All’inizio del film, una sovrascritta raccomanda di non far vedere il film Club Zero a chi, giovane o meno, soffra di disturbi alimentari, perché ne potrebbero derivare influenze negative.
“Per quanto riguarda il tema del cibo, ho frequentato una scuola cattolica per ragazze negli anni ’80 – continua la regista – e molti studenti erano convinti dell’idea di mangiare pochissimo. Era persino una forma di rivalità tra di noi. Masticavamo una gomma senza zucchero ed eravamo disgustati da una delle ragazze che mangiava un sandwich all’uovo durante la pausa. Segretamente, l’ammiravamo perché non le importava cosa pensavamo di lei. Era un senso di appartenenza e la volontà di stabilire regole certe a cui doversi sottomettere. Queste relazioni sono presenti anche in Club Zero. Ben, ad esempio, è come la ragazza che mangia un panino con le uova ma il suo desiderio di appartenenza è così forte che decide di unirsi al gruppo. C’è una mentalità da branco che è difficile da spezzare.

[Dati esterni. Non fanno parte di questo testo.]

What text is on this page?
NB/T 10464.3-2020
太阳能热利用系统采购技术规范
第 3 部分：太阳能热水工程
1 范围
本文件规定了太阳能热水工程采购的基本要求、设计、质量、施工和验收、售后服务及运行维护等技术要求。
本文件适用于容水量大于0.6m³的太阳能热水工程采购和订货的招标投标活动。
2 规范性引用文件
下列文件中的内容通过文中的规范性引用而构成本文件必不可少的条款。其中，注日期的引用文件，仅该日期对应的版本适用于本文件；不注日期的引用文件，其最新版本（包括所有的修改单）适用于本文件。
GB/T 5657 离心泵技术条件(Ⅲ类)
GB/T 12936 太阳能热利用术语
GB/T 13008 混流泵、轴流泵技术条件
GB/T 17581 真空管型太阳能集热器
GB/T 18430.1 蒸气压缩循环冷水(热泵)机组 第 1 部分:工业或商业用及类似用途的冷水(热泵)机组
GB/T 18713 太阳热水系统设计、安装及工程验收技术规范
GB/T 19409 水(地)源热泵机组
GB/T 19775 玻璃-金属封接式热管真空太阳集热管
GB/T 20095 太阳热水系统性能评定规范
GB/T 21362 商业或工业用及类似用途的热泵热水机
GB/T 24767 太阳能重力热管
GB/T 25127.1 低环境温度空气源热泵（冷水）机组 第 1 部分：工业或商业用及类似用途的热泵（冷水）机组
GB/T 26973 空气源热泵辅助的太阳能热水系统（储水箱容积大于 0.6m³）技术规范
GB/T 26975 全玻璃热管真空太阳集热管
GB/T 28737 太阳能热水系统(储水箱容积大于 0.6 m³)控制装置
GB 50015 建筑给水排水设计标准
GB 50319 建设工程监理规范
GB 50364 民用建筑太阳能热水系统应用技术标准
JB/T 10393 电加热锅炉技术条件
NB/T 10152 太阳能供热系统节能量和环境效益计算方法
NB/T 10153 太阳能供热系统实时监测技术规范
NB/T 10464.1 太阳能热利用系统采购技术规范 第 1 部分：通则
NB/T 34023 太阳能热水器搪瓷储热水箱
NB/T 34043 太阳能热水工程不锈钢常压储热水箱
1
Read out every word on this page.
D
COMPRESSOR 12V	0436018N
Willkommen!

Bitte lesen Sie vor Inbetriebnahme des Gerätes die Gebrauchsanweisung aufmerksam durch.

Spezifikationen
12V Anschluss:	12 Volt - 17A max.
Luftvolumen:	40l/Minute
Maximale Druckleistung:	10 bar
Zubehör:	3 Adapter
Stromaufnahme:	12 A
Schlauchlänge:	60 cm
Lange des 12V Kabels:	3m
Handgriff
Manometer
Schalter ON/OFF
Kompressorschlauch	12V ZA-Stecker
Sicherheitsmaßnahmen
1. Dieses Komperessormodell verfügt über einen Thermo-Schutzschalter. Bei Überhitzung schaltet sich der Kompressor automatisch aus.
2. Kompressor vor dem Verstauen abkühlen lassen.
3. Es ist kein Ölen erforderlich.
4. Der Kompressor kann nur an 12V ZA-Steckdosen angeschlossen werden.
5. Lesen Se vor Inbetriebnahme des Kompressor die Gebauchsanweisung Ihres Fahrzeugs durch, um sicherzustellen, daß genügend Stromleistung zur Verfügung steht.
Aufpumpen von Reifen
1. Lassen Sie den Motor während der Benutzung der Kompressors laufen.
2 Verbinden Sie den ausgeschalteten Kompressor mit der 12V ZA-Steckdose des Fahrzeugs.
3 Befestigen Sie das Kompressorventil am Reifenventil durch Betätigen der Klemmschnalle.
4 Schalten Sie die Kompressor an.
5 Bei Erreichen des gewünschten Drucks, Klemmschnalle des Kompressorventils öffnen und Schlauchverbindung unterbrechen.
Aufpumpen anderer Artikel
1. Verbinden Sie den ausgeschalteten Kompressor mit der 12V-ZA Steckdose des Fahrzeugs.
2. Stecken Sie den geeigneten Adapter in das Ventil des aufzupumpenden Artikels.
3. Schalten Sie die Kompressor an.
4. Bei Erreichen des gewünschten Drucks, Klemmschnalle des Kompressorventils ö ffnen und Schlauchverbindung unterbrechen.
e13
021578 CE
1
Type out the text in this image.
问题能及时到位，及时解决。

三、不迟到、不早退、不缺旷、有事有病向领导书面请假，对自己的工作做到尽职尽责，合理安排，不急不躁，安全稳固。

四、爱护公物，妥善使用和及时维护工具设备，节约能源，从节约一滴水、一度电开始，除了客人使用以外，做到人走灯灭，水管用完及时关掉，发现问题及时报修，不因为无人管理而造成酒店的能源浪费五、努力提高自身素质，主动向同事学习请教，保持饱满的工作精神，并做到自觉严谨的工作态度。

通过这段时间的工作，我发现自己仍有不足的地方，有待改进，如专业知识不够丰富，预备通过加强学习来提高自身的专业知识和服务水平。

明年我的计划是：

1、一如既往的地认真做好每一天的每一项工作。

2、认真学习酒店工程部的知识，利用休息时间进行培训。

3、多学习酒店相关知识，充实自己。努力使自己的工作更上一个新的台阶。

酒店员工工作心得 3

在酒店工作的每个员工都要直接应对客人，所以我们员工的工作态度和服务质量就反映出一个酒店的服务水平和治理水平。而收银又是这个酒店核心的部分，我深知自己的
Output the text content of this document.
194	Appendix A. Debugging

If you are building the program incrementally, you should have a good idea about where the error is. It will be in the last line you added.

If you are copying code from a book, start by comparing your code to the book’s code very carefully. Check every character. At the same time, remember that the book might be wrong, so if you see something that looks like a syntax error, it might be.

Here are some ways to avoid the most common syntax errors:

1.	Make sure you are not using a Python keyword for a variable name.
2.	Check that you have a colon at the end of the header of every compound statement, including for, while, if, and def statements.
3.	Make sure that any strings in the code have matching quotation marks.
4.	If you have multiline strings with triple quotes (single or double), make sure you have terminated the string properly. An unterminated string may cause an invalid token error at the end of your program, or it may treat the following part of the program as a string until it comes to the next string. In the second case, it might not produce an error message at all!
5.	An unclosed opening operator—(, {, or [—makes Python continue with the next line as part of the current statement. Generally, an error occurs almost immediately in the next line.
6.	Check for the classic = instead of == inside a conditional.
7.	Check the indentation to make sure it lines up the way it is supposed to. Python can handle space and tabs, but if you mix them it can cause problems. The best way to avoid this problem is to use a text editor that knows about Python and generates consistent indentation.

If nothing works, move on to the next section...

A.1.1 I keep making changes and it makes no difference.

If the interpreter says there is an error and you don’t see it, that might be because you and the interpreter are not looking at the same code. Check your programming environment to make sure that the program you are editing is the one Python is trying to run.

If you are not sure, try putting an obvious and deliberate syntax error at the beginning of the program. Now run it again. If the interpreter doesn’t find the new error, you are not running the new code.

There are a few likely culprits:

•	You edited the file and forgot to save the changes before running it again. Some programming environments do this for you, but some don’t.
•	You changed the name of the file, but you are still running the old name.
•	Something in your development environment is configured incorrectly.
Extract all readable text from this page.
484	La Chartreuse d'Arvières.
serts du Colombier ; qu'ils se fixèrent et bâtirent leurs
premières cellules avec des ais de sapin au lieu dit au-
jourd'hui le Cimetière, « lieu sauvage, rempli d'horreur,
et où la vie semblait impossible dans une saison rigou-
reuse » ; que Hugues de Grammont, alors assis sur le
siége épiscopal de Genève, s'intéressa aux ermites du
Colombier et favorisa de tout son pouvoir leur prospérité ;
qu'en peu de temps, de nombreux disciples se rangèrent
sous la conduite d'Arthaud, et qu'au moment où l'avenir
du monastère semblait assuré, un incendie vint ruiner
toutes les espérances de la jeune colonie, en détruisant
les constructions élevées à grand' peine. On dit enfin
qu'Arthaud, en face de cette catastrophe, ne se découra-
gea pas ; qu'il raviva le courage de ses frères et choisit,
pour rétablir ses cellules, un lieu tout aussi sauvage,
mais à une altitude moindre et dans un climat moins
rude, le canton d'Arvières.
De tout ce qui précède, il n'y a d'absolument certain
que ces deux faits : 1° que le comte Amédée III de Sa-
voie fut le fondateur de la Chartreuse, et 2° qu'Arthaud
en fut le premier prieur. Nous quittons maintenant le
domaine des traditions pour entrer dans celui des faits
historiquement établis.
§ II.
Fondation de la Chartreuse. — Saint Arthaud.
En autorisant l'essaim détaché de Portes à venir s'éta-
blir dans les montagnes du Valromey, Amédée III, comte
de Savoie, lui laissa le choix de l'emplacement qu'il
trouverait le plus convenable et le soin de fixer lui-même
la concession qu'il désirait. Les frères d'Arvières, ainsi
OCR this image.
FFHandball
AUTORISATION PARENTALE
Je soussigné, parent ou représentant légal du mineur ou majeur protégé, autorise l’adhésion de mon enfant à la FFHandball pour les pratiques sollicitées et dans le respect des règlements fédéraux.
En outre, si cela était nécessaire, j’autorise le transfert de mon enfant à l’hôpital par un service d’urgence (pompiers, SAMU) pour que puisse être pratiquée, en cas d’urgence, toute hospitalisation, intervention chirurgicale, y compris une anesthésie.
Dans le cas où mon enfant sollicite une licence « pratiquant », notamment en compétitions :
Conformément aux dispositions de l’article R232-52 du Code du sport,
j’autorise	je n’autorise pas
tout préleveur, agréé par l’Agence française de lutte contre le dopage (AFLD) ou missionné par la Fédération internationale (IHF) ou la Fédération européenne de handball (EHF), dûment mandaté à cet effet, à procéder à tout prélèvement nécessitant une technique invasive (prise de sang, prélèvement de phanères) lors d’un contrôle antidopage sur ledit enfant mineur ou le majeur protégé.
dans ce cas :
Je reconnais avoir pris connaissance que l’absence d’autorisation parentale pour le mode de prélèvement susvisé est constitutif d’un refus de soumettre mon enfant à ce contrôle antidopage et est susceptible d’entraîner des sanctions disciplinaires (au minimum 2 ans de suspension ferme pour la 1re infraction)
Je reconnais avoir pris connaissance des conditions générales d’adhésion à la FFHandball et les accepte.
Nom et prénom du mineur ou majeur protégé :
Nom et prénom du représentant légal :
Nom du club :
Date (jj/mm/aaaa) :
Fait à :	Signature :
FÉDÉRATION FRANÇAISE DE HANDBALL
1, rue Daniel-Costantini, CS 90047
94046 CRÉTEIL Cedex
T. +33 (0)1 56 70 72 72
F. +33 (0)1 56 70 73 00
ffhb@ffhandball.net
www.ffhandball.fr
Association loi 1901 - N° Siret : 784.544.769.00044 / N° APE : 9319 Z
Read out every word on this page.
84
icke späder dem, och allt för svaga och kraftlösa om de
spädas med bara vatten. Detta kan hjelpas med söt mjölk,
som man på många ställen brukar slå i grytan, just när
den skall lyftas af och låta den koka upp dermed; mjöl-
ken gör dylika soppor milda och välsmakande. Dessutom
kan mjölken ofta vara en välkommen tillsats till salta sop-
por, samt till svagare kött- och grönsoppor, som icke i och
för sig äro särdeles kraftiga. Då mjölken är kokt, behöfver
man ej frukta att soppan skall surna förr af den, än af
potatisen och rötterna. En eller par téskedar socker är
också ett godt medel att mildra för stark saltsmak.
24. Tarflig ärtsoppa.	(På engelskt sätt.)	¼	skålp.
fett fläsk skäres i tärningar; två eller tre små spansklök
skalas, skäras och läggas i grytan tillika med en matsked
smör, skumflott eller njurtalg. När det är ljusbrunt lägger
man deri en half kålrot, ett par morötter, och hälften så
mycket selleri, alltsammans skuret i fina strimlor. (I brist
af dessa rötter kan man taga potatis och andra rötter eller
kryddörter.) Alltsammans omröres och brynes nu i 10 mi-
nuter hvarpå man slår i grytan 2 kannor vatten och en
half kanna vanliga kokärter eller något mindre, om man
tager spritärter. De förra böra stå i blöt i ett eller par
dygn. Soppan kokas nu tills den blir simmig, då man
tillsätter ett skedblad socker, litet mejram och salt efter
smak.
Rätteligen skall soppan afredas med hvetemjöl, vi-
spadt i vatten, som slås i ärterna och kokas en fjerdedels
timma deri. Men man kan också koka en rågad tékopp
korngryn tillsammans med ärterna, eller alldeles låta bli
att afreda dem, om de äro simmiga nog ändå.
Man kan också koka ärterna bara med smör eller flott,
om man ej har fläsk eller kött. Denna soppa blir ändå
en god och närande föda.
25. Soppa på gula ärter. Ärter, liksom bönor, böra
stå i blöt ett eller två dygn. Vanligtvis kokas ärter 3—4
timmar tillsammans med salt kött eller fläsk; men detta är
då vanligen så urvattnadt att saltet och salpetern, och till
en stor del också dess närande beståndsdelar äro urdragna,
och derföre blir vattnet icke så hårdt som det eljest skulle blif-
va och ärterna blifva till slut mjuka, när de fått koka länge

A quel tempo, una mia amica divenne anoressica e a volte trascorreva diverse settimane in ospedale. Questo è ciò che mi ha fatto capire la gravità di questa malattia. Mi sono resa conto che è davvero una dipendenza: è difficile uscirne e ricominciare a mangiare. Rifiutarsi di mangiare è anche un modo per punire gli altri. Per i genitori è insopportabile vedere il proprio figlio rifiutarsi di mangiare, perché si traduce nel rifiuto di vivere. Interrogarsi sull’origine di tale rifiuto è fondamentale. Stavo pensando agli scioperi della fame mentre scrivevo la sceneggiatura. Il rifiuto di mangiare è anche una forma politica dello sciopero, una forma estrema di resistenza passiva nei confronti dei genitori o della società.”
Costumi colorati e audaci
La regista racconta il perché della scelta di realizzare costumi e abiti di scena particolari, ricercati e vistosi: “I costumi dei miei film sono spesso molto colorati e audaci. C’è una forma di eccesso di umorismo in Club Zero. Improvvisamente si notano alcuni dettagli, come un fiore su un camicetta, e questo fa pensare alle proprie scelte artistiche. Lo trovo interessante perché è un modo per preservare la capacità di riflessione dello spettatore. Mi piace fare film che lascino aree di incertezza e consentano allo spettatore di prendere una decisione. Credo che questo sia ciò che, tra le altre cose, provoca piacere nello scoprire un film”.